Saturday, March 1, 2014

Fort Stockton, TX

We left the Austin Lone Star RV Park about 9:45 am today after a breakfast the Park put on of pancakes and biscuits with gravy.  Eating with the Park made packing up to leave easier with fewer dishes and no cooking.  Snoopy was unhappy with us because the first of the month is his day to get flea and heartworm medicine applied to the nap of his neck.  That is NOT his idea of fun but I can hardly believe it really feels like anything other than a wet liquid that he can feel.  After hiding around the coach for a few minutes he forgave us!
It is foggy on the road this morning as far as we can see which isn’t much beyond half a mile.  There’s lots of traffic even on a Saturday morning.  A storm is expected here on Sunday that will yield lots of rain and cold temperatures.  We’ll miss it in Austin, but suspect we will run into it later today as we head to Fort Stockton for the night.  Each mile will bring us closer to the desert terrain of western Texas. We saw a really great map of the state yesterday at the museum that portrayed the inches of rain the state receives per year.  It was easy to see how the vegetation will be impacted going west with nicely delineated stripes of lighter and lighter greens as the annual rainfall decreases along our route just below the Panhandle of Texas.

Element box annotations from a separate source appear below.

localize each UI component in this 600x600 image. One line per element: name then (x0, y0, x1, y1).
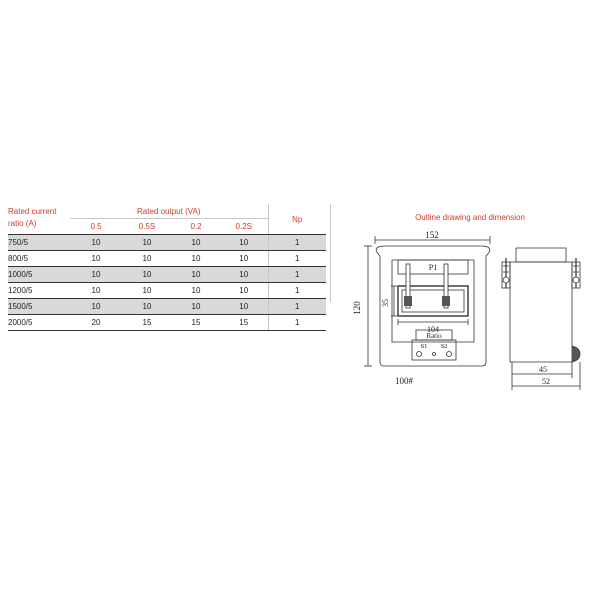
ratio-cell: 1000/5 (8, 267, 70, 283)
output-cell: 15 (220, 315, 268, 331)
secondary-terminal-s1-label: S1 (420, 343, 428, 350)
ratio-cell: 1500/5 (8, 299, 70, 315)
secondary-terminal-s2-label: S2 (440, 343, 448, 350)
outline-dimension-drawing (340, 226, 600, 401)
dim-window-height-label: 35 (381, 299, 390, 307)
output-cell: 10 (172, 235, 220, 251)
output-cell: 15 (122, 315, 172, 331)
output-cell: 10 (70, 251, 122, 267)
model-label: 100# (395, 376, 413, 386)
output-cell: 10 (70, 235, 122, 251)
output-cell: 10 (122, 267, 172, 283)
dim-width-label: 152 (425, 230, 439, 240)
output-cell: 10 (172, 251, 220, 267)
accuracy-class-header: 0.2 (172, 219, 220, 235)
output-cell: 10 (70, 283, 122, 299)
dim-window-width-label: 104 (427, 325, 439, 334)
rated-output-header: Rated output (VA) (70, 204, 268, 219)
terminal-screw-icon (447, 352, 452, 357)
output-cell: 15 (172, 315, 220, 331)
output-cell: 10 (220, 251, 268, 267)
ratio-cell: 750/5 (8, 235, 70, 251)
output-cell: 10 (122, 235, 172, 251)
output-cell: 10 (70, 267, 122, 283)
front-view (352, 230, 490, 386)
output-cell: 10 (172, 283, 220, 299)
output-cell: 10 (220, 283, 268, 299)
np-cell: 1 (268, 315, 326, 331)
np-cell: 1 (268, 267, 326, 283)
output-cell: 10 (122, 251, 172, 267)
np-cell: 1 (268, 299, 326, 315)
terminal-screw-icon (433, 353, 436, 356)
output-cell: 10 (172, 267, 220, 283)
ratio-cell: 1200/5 (8, 283, 70, 299)
output-cell: 10 (172, 299, 220, 315)
np-cell: 1 (268, 235, 326, 251)
accuracy-class-header: 0.5 (70, 219, 122, 235)
column-divider (330, 204, 331, 302)
np-column-header: Np (268, 204, 326, 235)
np-cell: 1 (268, 283, 326, 299)
ratio-column-header: Rated current ratio (A) (8, 204, 70, 235)
rated-output-table (8, 204, 326, 331)
output-cell: 10 (220, 267, 268, 283)
output-cell: 10 (70, 299, 122, 315)
outline-drawing-title: Outline drawing and dimension (415, 213, 525, 222)
output-cell: 10 (122, 283, 172, 299)
accuracy-class-header: 0.5S (122, 219, 172, 235)
table-row (8, 299, 326, 315)
table-row (8, 315, 326, 331)
dim-depth-inner-label: 45 (539, 365, 547, 374)
dim-height-label: 120 (352, 301, 362, 315)
terminal-screw-icon (417, 352, 422, 357)
ratio-cell: 2000/5 (8, 315, 70, 331)
ratio-plate-label: Ratio (426, 332, 442, 340)
table-row (8, 267, 326, 283)
output-cell: 10 (122, 299, 172, 315)
np-cell: 1 (268, 251, 326, 267)
output-cell: 10 (220, 235, 268, 251)
side-view (502, 248, 580, 390)
accuracy-class-header: 0.2S (220, 219, 268, 235)
ratio-cell: 800/5 (8, 251, 70, 267)
dim-depth-outer-label: 52 (542, 377, 550, 386)
table-row (8, 283, 326, 299)
output-cell: 10 (220, 299, 268, 315)
table-row (8, 235, 326, 251)
primary-terminal-label: P1 (428, 263, 438, 272)
output-cell: 20 (70, 315, 122, 331)
table-row (8, 251, 326, 267)
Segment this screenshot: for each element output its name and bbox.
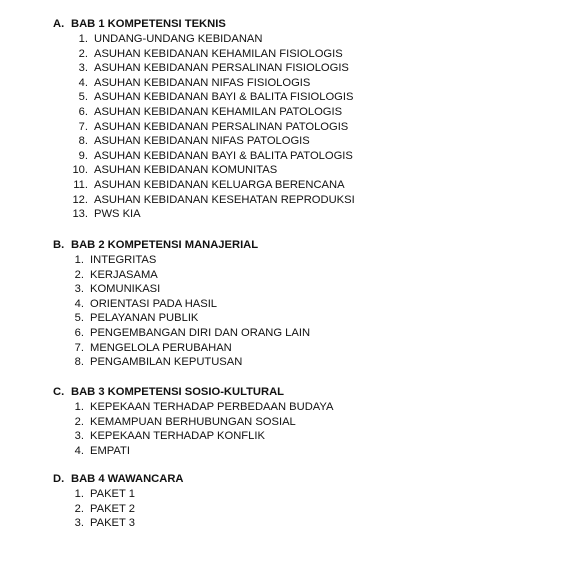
item-text: ASUHAN KEBIDANAN KOMUNITAS (94, 164, 278, 177)
section-heading (53, 238, 310, 253)
item-text: ASUHAN KEBIDANAN NIFAS PATOLOGIS (94, 135, 310, 148)
section-heading (53, 385, 334, 400)
item-text: KEPEKAAN TERHADAP KONFLIK (90, 430, 265, 443)
item-number: 13. (72, 208, 88, 221)
list-item (53, 32, 355, 47)
item-text: PAKET 1 (90, 488, 135, 500)
item-text: KOMUNIKASI (90, 283, 161, 296)
section-title: BAB 2 KOMPETENSI MANAJERIAL (71, 239, 259, 251)
section-title: BAB 3 KOMPETENSI SOSIO-KULTURAL (71, 386, 284, 398)
item-text: PENGAMBILAN KEPUTUSAN (90, 356, 243, 369)
list-item (53, 61, 355, 76)
topic-list (53, 400, 334, 458)
item-number: 9. (78, 149, 88, 162)
item-text: ASUHAN KEBIDANAN PERSALINAN PATOLOGIS (94, 120, 349, 133)
list-item (53, 268, 310, 283)
item-number: 3. (74, 430, 84, 443)
section-letter: C. (53, 386, 65, 398)
list-item (53, 400, 334, 415)
item-text: PELAYANAN PUBLIK (90, 312, 199, 325)
list-item (53, 429, 334, 444)
list-item (53, 90, 355, 105)
item-text: UNDANG-UNDANG KEBIDANAN (94, 33, 263, 45)
item-number: 1. (74, 254, 84, 266)
item-text: PAKET 3 (90, 517, 135, 530)
item-number: 2. (74, 268, 84, 281)
item-number: 4. (74, 297, 84, 310)
item-number: 1. (74, 488, 84, 500)
item-number: 3. (74, 283, 84, 296)
item-text: ASUHAN KEBIDANAN NIFAS FISIOLOGIS (94, 76, 311, 89)
list-item (53, 120, 355, 135)
item-text: ASUHAN KEBIDANAN BAYI & BALITA FISIOLOGIS (94, 91, 354, 104)
item-number: 1. (74, 401, 84, 413)
item-text: PENGEMBANGAN DIRI DAN ORANG LAIN (90, 326, 311, 339)
item-text: EMPATI (90, 444, 130, 457)
list-item (53, 178, 355, 193)
list-item (53, 149, 355, 164)
item-text: ORIENTASI PADA HASIL (90, 297, 218, 310)
item-text: KERJASAMA (90, 268, 158, 281)
item-number: 11. (73, 178, 88, 191)
section-title: BAB 4 WAWANCARA (71, 473, 184, 485)
list-item (53, 105, 355, 120)
item-text: INTEGRITAS (90, 254, 157, 266)
item-number: 8. (74, 356, 84, 369)
item-number: 2. (74, 502, 84, 515)
topic-list (53, 487, 184, 531)
list-item (53, 516, 184, 531)
item-number: 4. (74, 444, 84, 457)
item-number: 3. (78, 62, 88, 75)
item-text: ASUHAN KEBIDANAN PERSALINAN FISIOLOGIS (94, 62, 349, 75)
item-number: 7. (74, 341, 84, 354)
item-number: 5. (74, 312, 84, 325)
item-text: PWS KIA (94, 208, 141, 221)
list-item (53, 253, 310, 268)
item-number: 6. (74, 326, 84, 339)
item-number: 3. (74, 517, 84, 530)
item-text: MENGELOLA PERUBAHAN (90, 341, 232, 354)
item-number: 5. (78, 91, 88, 104)
item-number: 12. (72, 193, 88, 206)
list-item (53, 355, 310, 370)
item-number: 2. (74, 415, 84, 428)
list-item (53, 76, 355, 91)
list-item (53, 341, 310, 356)
list-item (53, 47, 355, 62)
item-text: ASUHAN KEBIDANAN KEHAMILAN FISIOLOGIS (94, 47, 343, 60)
section-bab-2 (53, 238, 310, 370)
list-item (53, 487, 184, 502)
list-item (53, 134, 355, 149)
list-item (53, 415, 334, 430)
item-text: ASUHAN KEBIDANAN BAYI & BALITA PATOLOGIS (94, 149, 353, 162)
list-item (53, 193, 355, 208)
item-number: 10. (72, 164, 88, 177)
list-item (53, 502, 184, 517)
item-text: ASUHAN KEBIDANAN KELUARGA BERENCANA (94, 178, 345, 191)
list-item (53, 297, 310, 312)
list-item (53, 282, 310, 297)
item-text: ASUHAN KEBIDANAN KEHAMILAN PATOLOGIS (94, 105, 343, 118)
item-text: PAKET 2 (90, 502, 135, 515)
item-number: 6. (78, 105, 88, 118)
item-number: 2. (78, 47, 88, 60)
list-item (53, 444, 334, 459)
section-letter: D. (53, 473, 65, 485)
section-title: BAB 1 KOMPETENSI TEKNIS (71, 18, 226, 30)
item-number: 1. (78, 33, 88, 45)
list-item (53, 311, 310, 326)
topic-list (53, 32, 355, 222)
item-text: KEPEKAAN TERHADAP PERBEDAAN BUDAYA (90, 401, 334, 413)
section-bab-3 (53, 385, 334, 458)
section-letter: B. (53, 239, 65, 251)
topic-list (53, 253, 310, 370)
item-text: ASUHAN KEBIDANAN KESEHATAN REPRODUKSI (94, 193, 355, 206)
list-item (53, 163, 355, 178)
section-heading (53, 472, 184, 487)
section-bab-1 (53, 17, 355, 222)
item-number: 4. (78, 76, 88, 89)
list-item (53, 326, 310, 341)
item-text: KEMAMPUAN BERHUBUNGAN SOSIAL (90, 415, 296, 428)
list-item (53, 207, 355, 222)
item-number: 8. (78, 135, 88, 148)
item-number: 7. (78, 120, 88, 133)
section-bab-4 (53, 472, 184, 531)
section-letter: A. (53, 18, 65, 30)
section-heading (53, 17, 355, 32)
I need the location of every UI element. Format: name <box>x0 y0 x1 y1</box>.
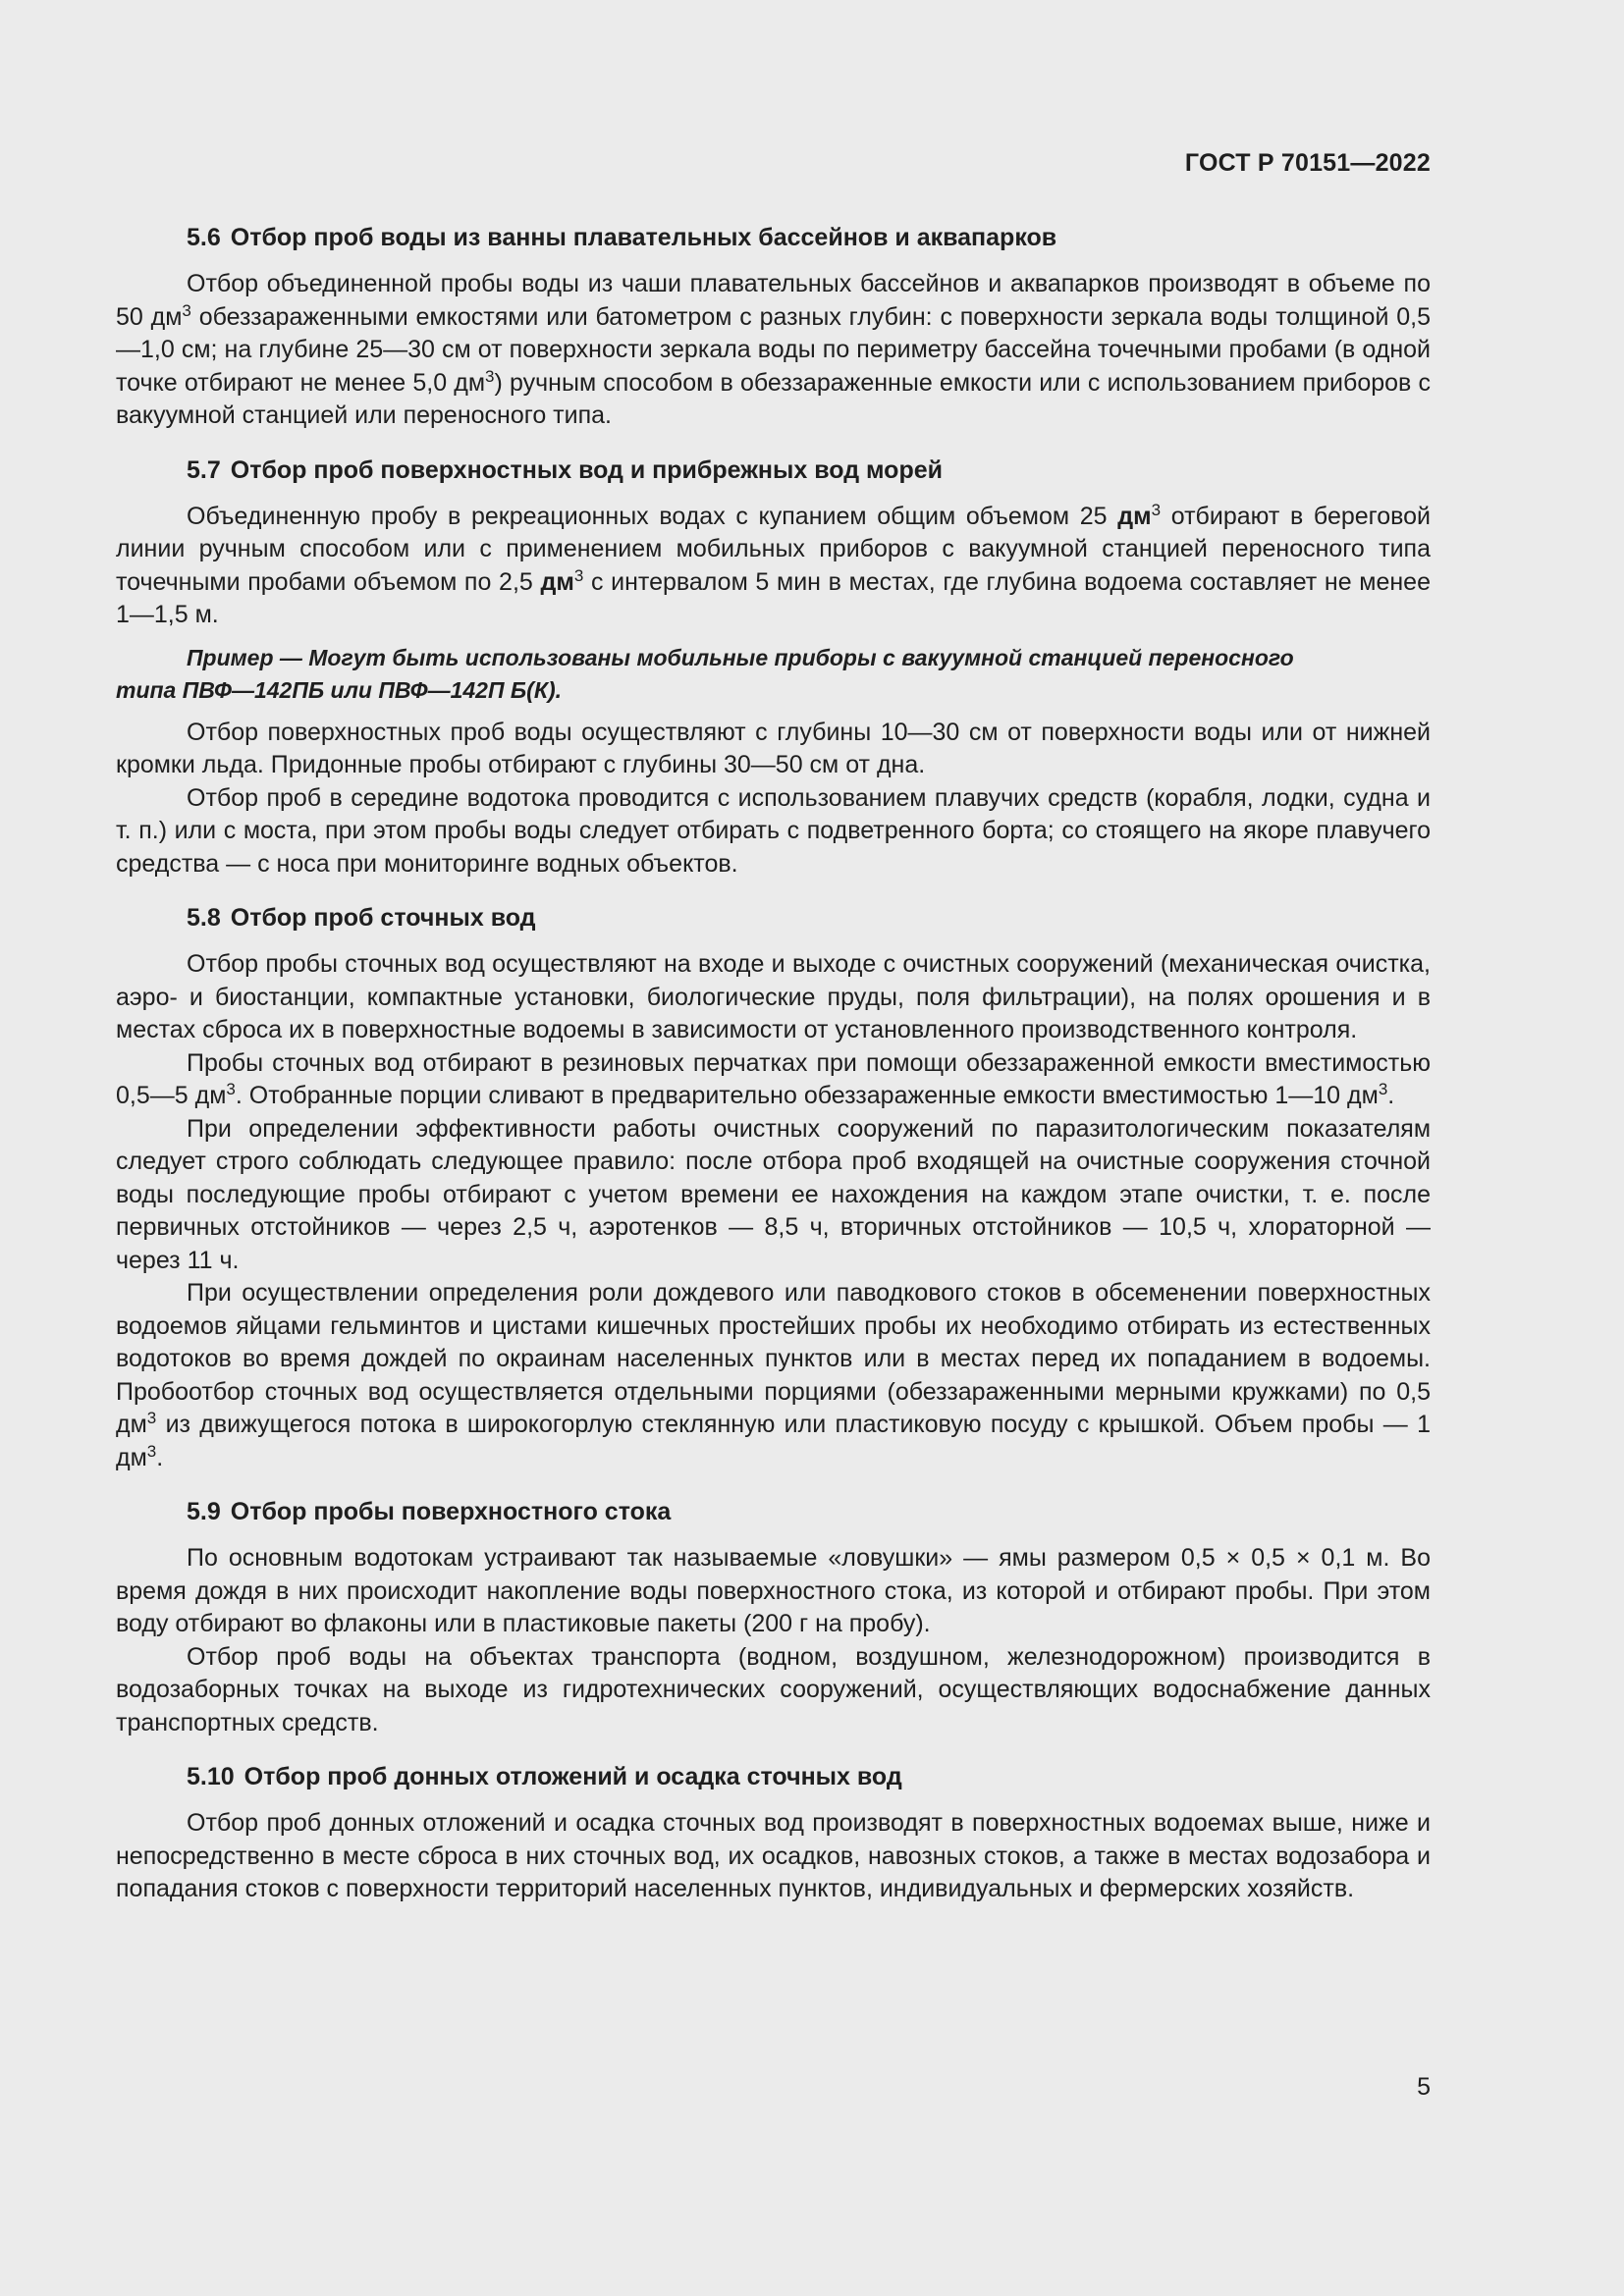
text-run: . Отобранные порции сливают в предварительно обеззараженные емкости вместимостью 1—10 дм <box>235 1082 1379 1109</box>
superscript: 3 <box>573 565 584 585</box>
paragraph: Отбор проб в середине водотока проводится с использованием плавучих средств (корабля, лодки, судна и т. п.) или с моста, при этом пробы воды следует отбирать с подветренного борта; со стоящего на якоре плавучего средства — с носа при мониторинге водных объектов. <box>116 783 1431 878</box>
section-heading <box>116 1496 1431 1528</box>
text-run: ) ручным способом в обеззараженные емкости или с использованием приборов с вакуумной станцией или переносного типа. <box>116 368 1431 429</box>
note-line: типа ПВФ—142ПБ или ПВФ—142П Б(К). <box>116 676 563 703</box>
section-title: Отбор проб донных отложений и осадка сточных вод <box>244 1763 902 1790</box>
document-body <box>116 222 1431 1928</box>
page-number: 5 <box>1417 2073 1431 2101</box>
paragraph: Отбор пробы сточных вод осуществляют на входе и выходе с очистных сооружений (механическая очистка, аэро- и биостанции, компактные установки, биологические пруды, поля фильтрации), на полях орошения и в местах сброса их в поверхностные водоемы в зависимости от установленного производственного контроля. <box>116 950 1431 1043</box>
superscript: 3 <box>226 1080 236 1098</box>
text-run: . <box>156 1443 164 1471</box>
section-5-7 <box>116 454 1431 881</box>
superscript: 3 <box>146 1441 157 1461</box>
section-number: 5.10 <box>187 1763 235 1790</box>
paragraph <box>116 1047 1431 1113</box>
paragraph: Отбор проб воды на объектах транспорта (водном, воздушном, железнодорожном) производится в водозаборных точках на выходе из гидротехнических сооружений, осуществляющих водоснабжение данных транспортных средств. <box>116 1642 1431 1736</box>
unit-bold: дм <box>1117 502 1152 530</box>
superscript: 3 <box>146 1409 157 1427</box>
paragraph: По основным водотокам устраивают так называемые «ловушки» — ямы размером 0,5 × 0,5 × 0,1 м. Во время дождя в них происходит накопление воды поверхностного стока, из которой и отбирают пробы. При этом воду отбирают во флаконы или в пластиковые пакеты (200 г на пробу). <box>116 1544 1431 1637</box>
section-5-6 <box>116 222 1431 433</box>
paragraph: При определении эффективности работы очистных сооружений по паразитологическим показателям следует строго соблюдать следующее правило: после отбора проб входящей на очистные сооружения сточной воды последующие пробы отбирают с учетом времени ее нахождения на каждом этапе очистки, т. е. после первичных отстойников — через 2,5 ч, аэротенков — 8,5 ч, вторичных отстойников — 10,5 ч, хлораторной — через 11 ч. <box>116 1114 1431 1274</box>
superscript: 3 <box>182 300 191 320</box>
text-run: При осуществлении определения роли дождевого или паводкового стоков в обсеменении поверхностных водоемов яйцами гельминтов и цистами кишечных простейших пробы их необходимо отбирать из естественных водотоков во время дождей по окраинам населенных пунктов или в местах перед их попаданием в водоемы. Пробоотбор сточных вод осуществляется отдельными порциями (обеззараженными мерными кружками) по 0,5 дм <box>116 1279 1431 1438</box>
paragraph: Отбор проб донных отложений и осадка сточных вод производят в поверхностных водоемах выше, ниже и непосредственно в месте сброса в них сточных вод, их осадков, навозных стоков, а также в местах водозабора и попадания стоков с поверхности территорий населенных пунктов, индивидуальных и фермерских хозяйств. <box>116 1809 1431 1902</box>
section-number: 5.6 <box>187 224 221 251</box>
section-heading <box>116 454 1431 487</box>
paragraph <box>116 1277 1431 1474</box>
section-5-8 <box>116 902 1431 1474</box>
section-title: Отбор пробы поверхностного стока <box>230 1498 672 1525</box>
text-run: Отбор объединенной пробы воды из чаши плавательных бассейнов и аквапарков производят в объеме по 50 дм <box>116 270 1431 331</box>
section-title: Отбор проб поверхностных вод и прибрежных вод морей <box>230 455 943 484</box>
superscript: 3 <box>1378 1080 1388 1098</box>
text-run: Пробы сточных вод отбирают в резиновых перчатках при помощи обеззараженной емкости вместимостью 0,5—5 дм <box>116 1048 1431 1109</box>
section-number: 5.8 <box>187 904 221 932</box>
text-run: отбирают в береговой линии ручным способом или с применением мобильных приборов с вакуумной станцией переносного типа точечными пробами объемом по 2,5 <box>116 502 1432 596</box>
document-page <box>116 0 1431 2296</box>
paragraph <box>116 268 1431 433</box>
section-number: 5.9 <box>187 1498 221 1525</box>
text-run: с интервалом 5 мин в местах, где глубина водоема составляет не менее 1—1,5 м. <box>116 567 1431 628</box>
text-run: обеззараженными емкостями или батометром с разных глубин: с поверхности зеркала воды толщиной 0,5—1,0 см; на глубине 25—30 см от поверхности зеркала воды по периметру бассейна точечными пробами (в одной точке отбирают не менее 5,0 дм <box>116 302 1431 397</box>
text-run: . <box>1387 1082 1395 1109</box>
superscript: 3 <box>485 366 495 386</box>
section-5-10 <box>116 1761 1431 1906</box>
section-heading <box>116 222 1431 254</box>
example-note <box>116 642 1431 707</box>
text-run: из движущегося потока в широкогорлую стеклянную или пластиковую посуду с крышкой. Объем пробы — 1 дм <box>116 1411 1431 1471</box>
section-number: 5.7 <box>187 455 221 484</box>
paragraph: Отбор поверхностных проб воды осуществляют с глубины 10—30 см от поверхности воды или от нижней кромки льда. Придонные пробы отбирают с глубины 30—50 см от дна. <box>116 718 1431 778</box>
unit-bold: дм <box>540 567 574 596</box>
superscript: 3 <box>1151 500 1162 519</box>
document-code-header: ГОСТ Р 70151—2022 <box>1184 149 1431 177</box>
section-heading <box>116 902 1431 934</box>
text-run: Объединенную пробу в рекреационных водах с купанием общим объемом 25 <box>187 502 1118 530</box>
note-line: Пример — Могут быть использованы мобильные приборы с вакуумной станцией переносного <box>187 644 1294 670</box>
section-title: Отбор проб сточных вод <box>230 904 536 932</box>
section-title: Отбор проб воды из ванны плавательных бассейнов и аквапарков <box>230 224 1057 251</box>
section-heading <box>116 1761 1431 1793</box>
paragraph <box>116 501 1431 632</box>
section-5-9 <box>116 1496 1431 1739</box>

By 11:00 am we are out of the fog and into blue skies with wispy white clouds.  We pass Pedernales Falls where Jim went swimming in the pool at the base of the falls with his buddy Charles in high school driving up from San Antonio about an hour and a half away.  We are coming down out of hill country passing little towns and the light blonde fields of winter grass where cattle graze.  We pass the “Lighthouse Vacation Rentals”-a lighthouse looking structure high on a hill, before reaching Johnson City-the hometown of President Lyndon B. Johnson where his ranch is located a few miles outside of town and is now a State Park (in the two photos above.)  We are on the Texas Hill Country Trail.  Now there are vineyards and wineries with tasting rooms just off the highway on both sides and we are in Wine Country interspersed with Peach Orchards with a few just starting to bloom with light pink blossoms.  We also see lots of windmills and the Eureka Thoroughbred Farm with their horses grazing in the sun.
We pass through Fredericksburg, TX in the two photos below, with both a heavy German population and an Amish population at lunchtime.  We stop at a What-A-Burger thinking we’ll grab a quick lunch, but it is brand new and they are not yet open.  Darn!  However, the manager gives us two coupons for a free burger.  Yippee!  The town itself is quaint with old style buildings and the sidewalks are filled with tourists on a Saturday afternoon.  If we were not on a travel deadline, it would be nice to walk the streets and explore the shops.  We’ll have to put this town down as a stop on the return trip!  Beyond the town we see “live oaks” in abundance along the highway, across the rolling hills beyond and lining fences beside the pastures still waiting to produce new leaves on their silvery limbs.   Our progress is slow on this road going due west to meet I-10 as it comes north from San Antonio, but far more interesting as we get to view the actual towns, ranches and countryside of this part of Texas.
We reach I-10 at 1:10 pm and have 211 miles to go.  My body is suggesting “nap time” or cookies, but there is no time today if we want to reach the Fort Stockton RV Park by dark.  At 2:00 pm we are 165 miles from Fort Stockton and the highway has turned into long down hill grades and gentle assents through low rolling hills green with what look to me like a version of a cypress tree.  The sky has clouded over and we are catching up with what appears to be the beginnings of the weather front we are expecting to meet.  Puff is taking all of this in stride and doing well as we cruise down the road.  Traffic is light and I have pushed back my desire to join Snoopy in a nap with a cup of coffee.
By 3:15 the landscape is looking more like one Mesa after another with the trees converting over to a shrub appearance.  The temperature is dropping but as of yet we are still escaping the rain carried in dark gray, moisture-laden clouds above the coach.  I-10 stretches like a light black ribbon through the hills for miles in front of us with no sign of civilization anywhere and only a few cars or trucks to reassure us we have not been transported mysteriously to some unoccupied planet.


An hour later and we are seeing orange and black “baby” oil well pumps that seem half the size of usual black pumps we’ve seen elsewhere.  Wind generators cover entire tops of flat mesas ahead of us to the left and right.  We are 33 miles from our destination for the day and blue sky is appearing.  We have missed the promised storm with “nary a drop” of rain.  At this point after seven hours of driving, Jim is really ready to quit for the day!  And Snoopy?  Well, he’s sound asleep behind me.  He’ll be up and raring to go as soon as we stop.  Like Paul Harvey says, “and now you know the rest of the story.”